The American Bankers Association pressed DOL for a number of changes from the proposed rule, which was widely viewed as draconian and unworkable. Two significant revisions in particular were made specifically as a result of ABA’s advocacy:
- Bank Employee Referrals. ABA asserted that any bank arrangement for the referral of non-deposit investment products in connection with a “bank networking arrangement,” consistent with Gramm-Leach-Bliley and Regulation R, should not constitute investment advice, and therefore, be exempt from the rule. In response, DOL added language to expressly allow for bank networking arrangements to continue, without implicating the rule. DOL stated that “in most cases such referrals will not constitute fiduciary investment advice because they will not constitute a ‘recommendation’ within the meaning of the [rule] or because they will not involve a covered recommendation to hire a non-affiliated third party.” Banks that choose to provide advice within this arrangement, moreover, need only ensure that the advice is in the customer’s best interest and that the bank avoids misleading statements and receives no more than reasonable compensation.

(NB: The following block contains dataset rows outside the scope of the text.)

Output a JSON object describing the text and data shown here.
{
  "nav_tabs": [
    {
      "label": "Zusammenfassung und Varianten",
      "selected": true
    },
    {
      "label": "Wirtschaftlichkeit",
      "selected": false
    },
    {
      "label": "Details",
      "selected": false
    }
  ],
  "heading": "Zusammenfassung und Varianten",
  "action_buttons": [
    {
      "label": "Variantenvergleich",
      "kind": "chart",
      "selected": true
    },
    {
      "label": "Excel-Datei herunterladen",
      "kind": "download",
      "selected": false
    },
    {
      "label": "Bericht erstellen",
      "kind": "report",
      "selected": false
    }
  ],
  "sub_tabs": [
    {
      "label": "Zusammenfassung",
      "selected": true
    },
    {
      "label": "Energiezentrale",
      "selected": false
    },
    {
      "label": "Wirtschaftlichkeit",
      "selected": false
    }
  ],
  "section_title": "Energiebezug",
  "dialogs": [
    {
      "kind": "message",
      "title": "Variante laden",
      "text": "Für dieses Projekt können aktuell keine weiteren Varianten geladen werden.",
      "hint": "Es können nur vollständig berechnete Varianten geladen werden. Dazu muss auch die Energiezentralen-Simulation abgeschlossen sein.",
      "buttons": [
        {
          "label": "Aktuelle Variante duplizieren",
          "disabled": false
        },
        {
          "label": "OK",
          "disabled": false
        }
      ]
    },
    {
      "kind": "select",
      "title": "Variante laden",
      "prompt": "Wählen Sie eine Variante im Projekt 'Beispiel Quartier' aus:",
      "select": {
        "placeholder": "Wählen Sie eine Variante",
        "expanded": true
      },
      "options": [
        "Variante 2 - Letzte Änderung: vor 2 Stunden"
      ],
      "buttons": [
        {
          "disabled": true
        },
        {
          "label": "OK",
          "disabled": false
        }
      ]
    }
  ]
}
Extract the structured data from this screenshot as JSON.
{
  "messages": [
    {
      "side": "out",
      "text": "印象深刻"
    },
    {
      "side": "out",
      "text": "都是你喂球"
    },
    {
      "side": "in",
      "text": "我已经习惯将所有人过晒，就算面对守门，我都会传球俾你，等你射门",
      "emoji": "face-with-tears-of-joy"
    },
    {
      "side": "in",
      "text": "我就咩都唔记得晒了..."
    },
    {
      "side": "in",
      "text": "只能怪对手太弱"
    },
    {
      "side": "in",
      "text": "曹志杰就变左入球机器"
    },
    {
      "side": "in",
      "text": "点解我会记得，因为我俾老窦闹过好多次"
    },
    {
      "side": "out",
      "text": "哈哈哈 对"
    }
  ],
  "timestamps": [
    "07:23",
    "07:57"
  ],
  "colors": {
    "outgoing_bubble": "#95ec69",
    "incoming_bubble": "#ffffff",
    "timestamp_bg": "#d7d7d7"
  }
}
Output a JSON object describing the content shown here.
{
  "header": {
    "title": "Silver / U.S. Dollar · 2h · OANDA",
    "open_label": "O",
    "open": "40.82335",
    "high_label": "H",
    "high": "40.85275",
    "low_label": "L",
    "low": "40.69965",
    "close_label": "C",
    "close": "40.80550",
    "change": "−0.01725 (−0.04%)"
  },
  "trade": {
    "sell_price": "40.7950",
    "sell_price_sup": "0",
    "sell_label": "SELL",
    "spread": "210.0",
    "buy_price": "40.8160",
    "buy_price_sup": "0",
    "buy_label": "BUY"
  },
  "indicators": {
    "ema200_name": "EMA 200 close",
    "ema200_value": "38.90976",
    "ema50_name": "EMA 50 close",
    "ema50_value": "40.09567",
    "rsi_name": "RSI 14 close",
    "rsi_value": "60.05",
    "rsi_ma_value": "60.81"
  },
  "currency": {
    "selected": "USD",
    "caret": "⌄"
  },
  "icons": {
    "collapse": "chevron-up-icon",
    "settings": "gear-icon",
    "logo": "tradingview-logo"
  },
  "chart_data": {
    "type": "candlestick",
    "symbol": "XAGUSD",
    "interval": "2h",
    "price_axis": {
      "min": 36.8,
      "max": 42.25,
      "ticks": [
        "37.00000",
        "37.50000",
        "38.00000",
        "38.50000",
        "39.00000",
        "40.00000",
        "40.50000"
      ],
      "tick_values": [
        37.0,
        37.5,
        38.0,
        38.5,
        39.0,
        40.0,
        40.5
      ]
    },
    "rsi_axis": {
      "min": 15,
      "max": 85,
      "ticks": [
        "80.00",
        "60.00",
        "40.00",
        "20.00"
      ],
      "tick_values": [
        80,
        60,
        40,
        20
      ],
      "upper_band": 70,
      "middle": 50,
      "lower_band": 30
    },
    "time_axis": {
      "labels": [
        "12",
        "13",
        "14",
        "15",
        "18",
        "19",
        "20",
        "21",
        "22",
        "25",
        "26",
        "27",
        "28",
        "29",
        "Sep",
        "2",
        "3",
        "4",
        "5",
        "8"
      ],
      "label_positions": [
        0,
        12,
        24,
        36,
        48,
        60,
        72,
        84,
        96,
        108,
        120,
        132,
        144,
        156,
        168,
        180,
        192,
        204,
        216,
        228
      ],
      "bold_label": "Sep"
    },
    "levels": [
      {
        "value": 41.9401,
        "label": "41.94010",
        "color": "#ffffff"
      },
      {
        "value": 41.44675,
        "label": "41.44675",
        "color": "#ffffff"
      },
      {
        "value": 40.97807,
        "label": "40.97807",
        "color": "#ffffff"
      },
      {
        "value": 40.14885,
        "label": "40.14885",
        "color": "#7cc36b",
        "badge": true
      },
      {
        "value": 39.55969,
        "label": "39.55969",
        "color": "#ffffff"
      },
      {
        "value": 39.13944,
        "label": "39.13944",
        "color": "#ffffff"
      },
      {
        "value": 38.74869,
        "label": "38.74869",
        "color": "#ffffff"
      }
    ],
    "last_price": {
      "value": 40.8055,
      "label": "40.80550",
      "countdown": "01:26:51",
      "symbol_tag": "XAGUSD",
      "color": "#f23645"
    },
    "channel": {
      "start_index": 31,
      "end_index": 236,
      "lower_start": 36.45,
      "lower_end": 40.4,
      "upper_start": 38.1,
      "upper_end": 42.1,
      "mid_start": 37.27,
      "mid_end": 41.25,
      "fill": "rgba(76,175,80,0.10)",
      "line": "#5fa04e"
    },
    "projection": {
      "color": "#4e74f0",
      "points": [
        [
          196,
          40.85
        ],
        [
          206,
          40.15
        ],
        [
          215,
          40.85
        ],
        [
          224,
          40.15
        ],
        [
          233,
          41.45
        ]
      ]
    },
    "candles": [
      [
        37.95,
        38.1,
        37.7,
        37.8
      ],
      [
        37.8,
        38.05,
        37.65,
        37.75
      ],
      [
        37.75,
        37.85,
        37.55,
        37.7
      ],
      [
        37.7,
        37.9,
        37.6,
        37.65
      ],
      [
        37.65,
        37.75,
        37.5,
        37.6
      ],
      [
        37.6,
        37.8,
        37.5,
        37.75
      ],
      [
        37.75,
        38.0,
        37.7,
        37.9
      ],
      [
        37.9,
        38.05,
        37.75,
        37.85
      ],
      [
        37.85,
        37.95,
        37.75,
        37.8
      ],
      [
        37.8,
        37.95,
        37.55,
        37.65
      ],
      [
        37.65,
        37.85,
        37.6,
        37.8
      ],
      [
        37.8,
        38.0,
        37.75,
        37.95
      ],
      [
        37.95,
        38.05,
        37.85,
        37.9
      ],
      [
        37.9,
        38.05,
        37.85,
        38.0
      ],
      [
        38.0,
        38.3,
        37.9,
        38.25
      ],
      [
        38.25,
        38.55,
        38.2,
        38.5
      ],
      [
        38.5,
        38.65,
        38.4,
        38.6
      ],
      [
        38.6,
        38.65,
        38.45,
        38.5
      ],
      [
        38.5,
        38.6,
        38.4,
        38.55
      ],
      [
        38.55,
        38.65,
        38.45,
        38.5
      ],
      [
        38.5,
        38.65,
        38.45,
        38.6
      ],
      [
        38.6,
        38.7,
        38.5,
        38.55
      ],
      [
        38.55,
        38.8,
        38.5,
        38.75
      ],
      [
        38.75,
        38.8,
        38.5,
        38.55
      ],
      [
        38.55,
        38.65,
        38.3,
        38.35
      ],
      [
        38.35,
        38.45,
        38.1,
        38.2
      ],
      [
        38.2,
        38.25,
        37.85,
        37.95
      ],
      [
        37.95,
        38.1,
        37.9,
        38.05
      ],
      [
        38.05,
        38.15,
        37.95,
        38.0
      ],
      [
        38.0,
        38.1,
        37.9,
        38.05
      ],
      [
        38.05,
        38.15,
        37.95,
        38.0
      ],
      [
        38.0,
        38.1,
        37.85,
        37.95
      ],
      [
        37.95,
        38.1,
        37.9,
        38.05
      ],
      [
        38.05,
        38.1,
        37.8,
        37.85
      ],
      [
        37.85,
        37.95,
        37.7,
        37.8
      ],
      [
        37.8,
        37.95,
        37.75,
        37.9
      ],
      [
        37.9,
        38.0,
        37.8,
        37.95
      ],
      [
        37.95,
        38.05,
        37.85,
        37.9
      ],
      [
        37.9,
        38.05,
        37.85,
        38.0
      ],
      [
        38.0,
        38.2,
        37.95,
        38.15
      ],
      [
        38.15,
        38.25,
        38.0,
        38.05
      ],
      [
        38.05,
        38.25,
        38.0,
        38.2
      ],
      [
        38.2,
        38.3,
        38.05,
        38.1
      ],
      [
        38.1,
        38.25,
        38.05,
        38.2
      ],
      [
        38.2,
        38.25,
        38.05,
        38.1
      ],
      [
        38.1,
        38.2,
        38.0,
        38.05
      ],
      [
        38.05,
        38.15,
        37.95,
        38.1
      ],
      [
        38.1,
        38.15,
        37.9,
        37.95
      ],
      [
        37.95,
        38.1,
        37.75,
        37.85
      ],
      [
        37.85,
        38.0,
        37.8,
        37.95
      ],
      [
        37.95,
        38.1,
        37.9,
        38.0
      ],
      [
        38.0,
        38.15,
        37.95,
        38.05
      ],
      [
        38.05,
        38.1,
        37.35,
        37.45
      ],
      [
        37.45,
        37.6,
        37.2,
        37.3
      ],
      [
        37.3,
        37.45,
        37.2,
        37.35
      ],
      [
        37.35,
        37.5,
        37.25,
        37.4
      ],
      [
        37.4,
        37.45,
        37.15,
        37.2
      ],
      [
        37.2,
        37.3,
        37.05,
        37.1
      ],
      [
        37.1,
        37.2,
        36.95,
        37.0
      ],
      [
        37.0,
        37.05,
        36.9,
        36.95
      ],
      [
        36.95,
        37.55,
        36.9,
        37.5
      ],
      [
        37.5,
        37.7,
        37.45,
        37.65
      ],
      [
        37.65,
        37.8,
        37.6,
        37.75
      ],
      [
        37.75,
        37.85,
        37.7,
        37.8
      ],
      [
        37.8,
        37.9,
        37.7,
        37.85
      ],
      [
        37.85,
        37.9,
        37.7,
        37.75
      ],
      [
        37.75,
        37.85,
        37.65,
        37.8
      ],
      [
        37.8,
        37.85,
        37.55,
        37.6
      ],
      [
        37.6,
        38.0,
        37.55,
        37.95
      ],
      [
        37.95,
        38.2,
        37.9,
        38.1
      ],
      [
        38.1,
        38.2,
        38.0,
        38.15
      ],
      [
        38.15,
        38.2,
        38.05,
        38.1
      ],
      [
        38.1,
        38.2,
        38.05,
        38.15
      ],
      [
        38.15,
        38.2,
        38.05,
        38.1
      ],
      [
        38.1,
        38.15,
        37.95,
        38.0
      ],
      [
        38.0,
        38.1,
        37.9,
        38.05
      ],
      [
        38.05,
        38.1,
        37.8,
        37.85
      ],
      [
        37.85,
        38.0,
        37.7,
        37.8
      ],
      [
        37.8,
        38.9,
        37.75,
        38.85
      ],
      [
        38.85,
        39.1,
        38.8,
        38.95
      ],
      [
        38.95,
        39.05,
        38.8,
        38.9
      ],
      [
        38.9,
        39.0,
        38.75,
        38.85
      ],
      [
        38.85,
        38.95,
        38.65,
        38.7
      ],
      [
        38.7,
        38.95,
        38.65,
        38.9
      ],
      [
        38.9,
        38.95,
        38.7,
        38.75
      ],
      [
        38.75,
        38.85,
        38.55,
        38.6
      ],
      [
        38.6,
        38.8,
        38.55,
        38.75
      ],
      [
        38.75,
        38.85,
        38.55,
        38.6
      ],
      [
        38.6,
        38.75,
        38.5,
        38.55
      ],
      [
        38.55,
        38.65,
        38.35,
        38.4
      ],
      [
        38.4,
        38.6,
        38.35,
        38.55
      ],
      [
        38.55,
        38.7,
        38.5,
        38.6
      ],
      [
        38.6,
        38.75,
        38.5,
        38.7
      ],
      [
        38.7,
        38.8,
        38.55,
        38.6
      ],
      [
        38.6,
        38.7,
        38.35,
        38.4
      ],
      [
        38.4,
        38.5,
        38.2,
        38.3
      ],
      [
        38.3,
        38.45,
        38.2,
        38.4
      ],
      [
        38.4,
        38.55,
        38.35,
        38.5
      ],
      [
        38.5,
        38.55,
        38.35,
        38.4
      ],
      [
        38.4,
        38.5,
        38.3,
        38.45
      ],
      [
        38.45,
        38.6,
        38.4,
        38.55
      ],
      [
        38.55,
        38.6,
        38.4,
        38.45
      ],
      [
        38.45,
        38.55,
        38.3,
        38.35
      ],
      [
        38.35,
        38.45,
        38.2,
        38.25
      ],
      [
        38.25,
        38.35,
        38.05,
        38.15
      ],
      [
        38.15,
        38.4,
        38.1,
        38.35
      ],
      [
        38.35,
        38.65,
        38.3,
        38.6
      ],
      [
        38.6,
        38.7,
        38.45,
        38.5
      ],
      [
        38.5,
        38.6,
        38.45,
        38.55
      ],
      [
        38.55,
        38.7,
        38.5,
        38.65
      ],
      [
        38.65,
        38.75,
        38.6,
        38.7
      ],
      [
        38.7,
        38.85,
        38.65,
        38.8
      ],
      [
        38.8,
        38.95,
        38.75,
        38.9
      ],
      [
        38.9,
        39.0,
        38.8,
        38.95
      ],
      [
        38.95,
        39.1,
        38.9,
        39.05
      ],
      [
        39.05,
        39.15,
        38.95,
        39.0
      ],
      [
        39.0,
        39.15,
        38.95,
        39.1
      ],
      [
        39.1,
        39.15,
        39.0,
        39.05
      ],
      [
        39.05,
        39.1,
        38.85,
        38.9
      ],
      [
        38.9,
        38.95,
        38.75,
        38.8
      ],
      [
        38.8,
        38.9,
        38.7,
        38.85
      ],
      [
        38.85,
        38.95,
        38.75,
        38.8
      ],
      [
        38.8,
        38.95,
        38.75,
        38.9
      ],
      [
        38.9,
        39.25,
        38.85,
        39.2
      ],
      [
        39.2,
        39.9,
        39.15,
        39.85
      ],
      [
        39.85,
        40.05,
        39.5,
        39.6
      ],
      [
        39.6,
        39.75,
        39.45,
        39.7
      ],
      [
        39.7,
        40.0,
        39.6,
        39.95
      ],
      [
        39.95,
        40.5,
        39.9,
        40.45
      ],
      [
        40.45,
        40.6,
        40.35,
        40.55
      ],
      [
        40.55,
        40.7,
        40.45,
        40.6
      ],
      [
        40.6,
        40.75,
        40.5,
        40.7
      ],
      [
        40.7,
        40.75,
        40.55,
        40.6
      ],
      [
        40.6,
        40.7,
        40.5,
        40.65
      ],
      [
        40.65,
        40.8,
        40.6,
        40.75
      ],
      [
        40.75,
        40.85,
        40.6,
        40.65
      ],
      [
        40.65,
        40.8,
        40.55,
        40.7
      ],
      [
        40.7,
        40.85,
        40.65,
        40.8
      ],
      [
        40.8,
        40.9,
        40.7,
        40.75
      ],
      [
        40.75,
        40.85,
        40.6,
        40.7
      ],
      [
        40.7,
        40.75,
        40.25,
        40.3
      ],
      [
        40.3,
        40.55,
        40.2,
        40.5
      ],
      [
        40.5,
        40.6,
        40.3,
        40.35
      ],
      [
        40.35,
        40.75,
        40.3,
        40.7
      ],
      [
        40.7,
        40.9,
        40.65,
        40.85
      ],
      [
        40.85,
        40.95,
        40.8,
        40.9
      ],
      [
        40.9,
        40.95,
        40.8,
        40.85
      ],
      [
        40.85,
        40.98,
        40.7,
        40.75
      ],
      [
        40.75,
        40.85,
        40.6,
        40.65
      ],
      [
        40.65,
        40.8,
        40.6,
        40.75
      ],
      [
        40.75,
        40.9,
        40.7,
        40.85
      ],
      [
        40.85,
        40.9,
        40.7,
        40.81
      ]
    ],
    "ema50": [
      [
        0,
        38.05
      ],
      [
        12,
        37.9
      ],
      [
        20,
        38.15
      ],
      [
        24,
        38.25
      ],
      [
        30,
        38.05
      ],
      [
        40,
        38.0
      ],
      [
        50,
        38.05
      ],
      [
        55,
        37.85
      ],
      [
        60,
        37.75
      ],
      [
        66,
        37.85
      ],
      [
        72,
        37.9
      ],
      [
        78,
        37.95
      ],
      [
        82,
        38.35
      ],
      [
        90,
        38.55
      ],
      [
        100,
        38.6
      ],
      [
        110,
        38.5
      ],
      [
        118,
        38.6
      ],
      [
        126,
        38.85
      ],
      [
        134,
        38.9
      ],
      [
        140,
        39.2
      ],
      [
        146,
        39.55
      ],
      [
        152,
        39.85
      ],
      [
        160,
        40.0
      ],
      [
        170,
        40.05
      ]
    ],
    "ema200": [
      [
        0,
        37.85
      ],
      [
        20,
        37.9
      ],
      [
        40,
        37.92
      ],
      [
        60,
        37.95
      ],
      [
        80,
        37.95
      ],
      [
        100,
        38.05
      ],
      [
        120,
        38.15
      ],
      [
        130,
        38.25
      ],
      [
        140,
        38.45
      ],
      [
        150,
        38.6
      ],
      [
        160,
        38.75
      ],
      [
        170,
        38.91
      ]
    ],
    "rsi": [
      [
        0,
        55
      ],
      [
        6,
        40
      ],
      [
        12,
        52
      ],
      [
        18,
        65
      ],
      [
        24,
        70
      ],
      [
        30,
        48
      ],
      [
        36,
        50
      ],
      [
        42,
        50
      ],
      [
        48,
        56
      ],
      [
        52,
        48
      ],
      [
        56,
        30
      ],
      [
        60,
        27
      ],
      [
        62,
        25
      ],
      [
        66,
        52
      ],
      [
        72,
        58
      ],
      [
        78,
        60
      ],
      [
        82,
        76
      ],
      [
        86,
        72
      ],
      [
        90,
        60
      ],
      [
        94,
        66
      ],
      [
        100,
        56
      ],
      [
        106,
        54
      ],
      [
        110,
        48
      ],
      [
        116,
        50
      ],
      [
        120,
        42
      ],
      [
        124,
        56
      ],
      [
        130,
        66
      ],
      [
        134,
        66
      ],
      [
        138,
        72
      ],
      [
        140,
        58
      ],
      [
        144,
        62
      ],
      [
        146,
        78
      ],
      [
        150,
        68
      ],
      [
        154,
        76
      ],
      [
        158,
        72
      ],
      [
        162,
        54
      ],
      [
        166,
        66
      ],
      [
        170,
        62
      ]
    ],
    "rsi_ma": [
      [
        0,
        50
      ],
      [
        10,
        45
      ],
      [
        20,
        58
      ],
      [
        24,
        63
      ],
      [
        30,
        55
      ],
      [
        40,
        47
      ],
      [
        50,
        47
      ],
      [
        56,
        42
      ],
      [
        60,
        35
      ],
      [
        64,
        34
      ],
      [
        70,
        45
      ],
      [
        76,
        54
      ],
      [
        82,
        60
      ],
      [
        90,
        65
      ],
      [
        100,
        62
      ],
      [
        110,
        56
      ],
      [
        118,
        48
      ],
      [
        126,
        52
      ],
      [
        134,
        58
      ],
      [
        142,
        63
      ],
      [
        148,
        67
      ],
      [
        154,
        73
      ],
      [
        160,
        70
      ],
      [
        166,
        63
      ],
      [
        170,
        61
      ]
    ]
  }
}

- Visitorial Powers. ABA raised deep concerns about the proposed rule’s assertion of a DOL role in visiting, inspecting, examining, and otherwise directly supervising banks with regard to their implementation of the rule’s best interest contract exemption (BICE). This would be, among others, a violation of the exclusive visitorial rights of the Comptroller of the Currency under the National Bank Act. ABA further met with Office of Management and Budget staff to reiterate our concerns. In response, DOL expressly referenced the visitorial powers provision in the BICE, thus, prohibiting DOL from coming onto the premises of a national bank or federal savings association to inspect the bank’s/thrift’s books and records.
ABA advocacy further led DOL to drop altogether from the fiduciary Rule the restrictions placed on a bank custodian providing to customers a statement reflecting the value of the account’s assets and investments. A number of other revisions advocated by ABA, as well as other interested parties, were made to the fiduciary rule.
One area of uncertainty still remains – how a bank can market its deposit products to IRA customers without triggering fiduciary status. DOL clarified what does, and what does not, constitute investment advice in the fiduciary rule, and provided examples of communication that would not rise to the level of advice. While ABA welcomes these illustrations, it is still difficult to determine where the dividing line on advice might lie in situations where bank customers are requesting information on bank deposit products (such as certificates of deposit) for possible investment in an IRA or other retirement account. This may come down to a facts-and-circumstances test.
Although the fiduciary rule is effective 60 days after publication in the Federal Register, it has a delayed applicability date of April 10, 2017. In addition, some provisions of the BICE will not go into effect until January 1, 2018. DOL has also indicated that it will work with affected parties on providing additional regulatory guidance.